Тот был малость смущен: дошло!
— Ну, ну… продолжайте!
— Благодарю вас! Так вот, я и говорю: многими винами виноват он перед Россией. И недостатков, пускай даже пороков, великое множество у этого человека. И среди неистовых поклонниц его и поклонников, забрасывающих его цветами и готовых в экстазе лечь под колеса его авто, как под колесницу Джагернаута, — моего лица среди них вы не увидали бы, нет не увидали бы! Но… — тут Кошанский искусной паузой, нагнетающей силу утверждения, рассек свою речь и закончил патетически: — …но оратор Александр Федорович — непревзойденный! Он говорил полных два часа. В некоторых местах его речи у меня мурашки бегали по спине. Закипали слезы. В ложах я слышал рыдания. Старый свитский генерал Вогак, монархист, надо полагать, до мозга костей, отъявленный ненавистник Керенского, весь трясся в рыданиях… Жена известного миллионера… запамятовал его фамилию… сорвала со своей шеи драгоценное ожерелье и бросила его на сцену: как свое пожертвование на армию! Я изучил многих знаменитых ораторов Франции — от Дантона до Жореса и… не знаю, с кем можно сравнить его. Пожалуй, ближе всего к Дантону…
При этих его словах Сычов опять не выдержал — буркнул-таки неуклюжую остроту:
— У них — Дантоны, а у нас — болтоны!
И, словно бы созоровавший мальчуган, спохватившийся и ожидающий нагоняя, втянул бородастую голову в плечи и как-то упрятал свои медвежьи глазки. Сошло! Тогда опять осмелел:
— Не-е-т! В окопы нашего мужичка речами своими он не вернет. Отвоевался… «сеятель наш и кормилец»: дочачкались вы с ним, господа интеллигенция!.. К черту он вас посылает с вашими уговорами: айдате, говорит, сами повоюйте!

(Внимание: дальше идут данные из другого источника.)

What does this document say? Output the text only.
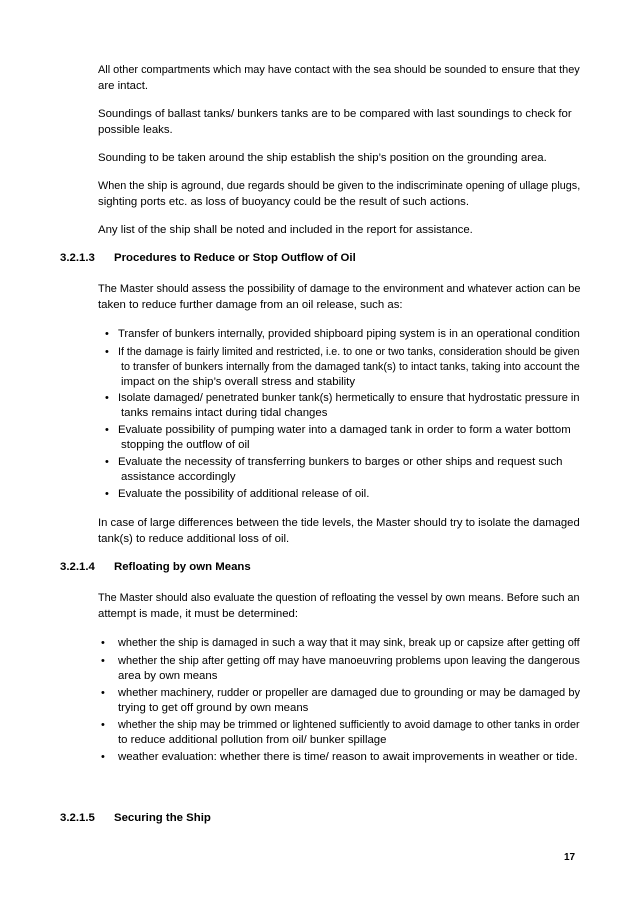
All other compartments which may have contact with the sea should be sounded to ensure that they
are intact.
Soundings of ballast tanks/ bunkers tanks are to be compared with last soundings to check for
possible leaks.
Sounding to be taken around the ship establish the ship’s position on the grounding area.
When the ship is aground, due regards should be given to the indiscriminate opening of ullage plugs,
sighting ports etc. as loss of buoyancy could be the result of such actions.
Any list of the ship shall be noted and included in the report for assistance.
3.2.1.3 Procedures to Reduce or Stop Outflow of Oil
The Master should assess the possibility of damage to the environment and whatever action can be
taken to reduce further damage from an oil release, such as:
• Transfer of bunkers internally, provided shipboard piping system is in an operational condition
• If the damage is fairly limited and restricted, i.e. to one or two tanks, consideration should be given
to transfer of bunkers internally from the damaged tank(s) to intact tanks, taking into account the
impact on the ship’s overall stress and stability
• Isolate damaged/ penetrated bunker tank(s) hermetically to ensure that hydrostatic pressure in
tanks remains intact during tidal changes
• Evaluate possibility of pumping water into a damaged tank in order to form a water bottom
stopping the outflow of oil
• Evaluate the necessity of transferring bunkers to barges or other ships and request such
assistance accordingly
• Evaluate the possibility of additional release of oil.
In case of large differences between the tide levels, the Master should try to isolate the damaged
tank(s) to reduce additional loss of oil.
3.2.1.4 Refloating by own Means
The Master should also evaluate the question of refloating the vessel by own means. Before such an
attempt is made, it must be determined:
• whether the ship is damaged in such a way that it may sink, break up or capsize after getting off
• whether the ship after getting off may have manoeuvring problems upon leaving the dangerous
area by own means
• whether machinery, rudder or propeller are damaged due to grounding or may be damaged by
trying to get off ground by own means
• whether the ship may be trimmed or lightened sufficiently to avoid damage to other tanks in order
to reduce additional pollution from oil/ bunker spillage
• weather evaluation: whether there is time/ reason to await improvements in weather or tide.
3.2.1.5 Securing the Ship
17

Нет, не хлебом-солью и уж отнюдь не пирогами, но булыгою, вывороченной из мостовой, хмуро и грозно встретила рабочая, трудовая, пролетарская Москва всероссийский земский собор, как выспренне заименовала услужающая правительству печать трехдневное Государственное совещание, созванное Керенским в Москве.
Однодневная, разразившаяся по призыву большевиков, всеобщая забастовка в первый день совещания обездвижила и словно бы омертвила огромный город.

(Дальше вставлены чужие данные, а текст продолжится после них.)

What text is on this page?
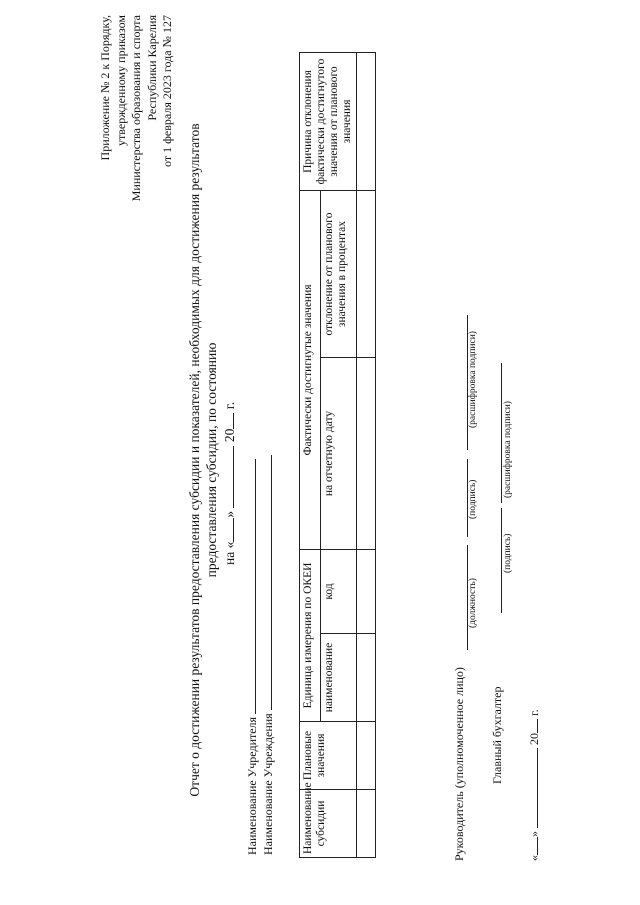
Приложение № 2 к Порядку, утвержденному приказом Министерства образования и спорта Республики Карелия от 1 февраля 2023 года № 127
Отчет о достижении результатов предоставления субсидии и показателей, необходимых для достижения результатов предоставления субсидии, по состоянию на «»  20 г.
Наименование Учредителя Наименование Учреждения Наименование субсидии	Плановые значения	Единица измерения по ОКЕИ		Фактически достигнутые значения		Причина отклонения фактически достигнутого значения от планового значения
		наименование	код	на отчетную дату	отклонение от планового значения в процентах	

Руководитель (уполномоченное лицо)
(должность)
(подпись)
(расшифровка подписи)
Главный бухгалтер
(подпись)
(расшифровка подписи)
«»  20 г.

Залегли, затаились в своих железных убежищах бесчисленные трамваи, изо дня в день своим веселым звоном и грохотом переполнявшие улицы древней столицы; стояли незапряженными конки; забастовали извозчики. А если какой-либо уж слишком корыстолюбивый из них, или «сочувствующий Временному правительству», — так тогда выражались! — брал-таки седоков, то с таковым «штрейкбрехером» поступали очень просто: из ближайшего темного подъезда, наперехват несознательному извозчику, выходили двое добрых молодцев с суровыми лицами, выпрягали лошадь, а экипаж, вместе с ездоками, их корзинами и чемоданами, оставляли торчать на мостовой — в назидание всем остальным и как бы на всеобщее позорище.
Застыли на полном ходу все фабрики и заводы. Наглухо закрылись гостиницы, столовые, рестораны.
Горло промочить стало нечем на улицах, крошки хлеба не ухватить.
Вот когда, как грозное предостережение обладателю толстого кармана и распяленного крупными кредитками бумажника, каменная, безотрадная голизна улиц как бы крикнула в заплывшие уши: смотри, дескать, дружок, булыгу бы не пришлось тебе глодать вместо булки!..
Из трех тысяч съехавшихся отовсюду участников Московского совещания только члены правительства, крупнейшие из военных, да и то не каждый, могли рассчитывать на автомобиль. И вот, в день открытия можно было узреть довольно странное шествие: со всех концов города, кучками и порознь, шли, шли и шли к Большому театру, изнемогая от непривычной ходьбы, обливаясь потом, иной с чемоданом, перемежая руку, солидные, респектабельные господа, обескураженно-важные, седоголовые и впроседь, в мягких шляпах и в котелках, в бостонах и коверкотах, — парламентарии, и не какие-нибудь, а самим правительством званные спасать Россию! — участники Государственного совещания.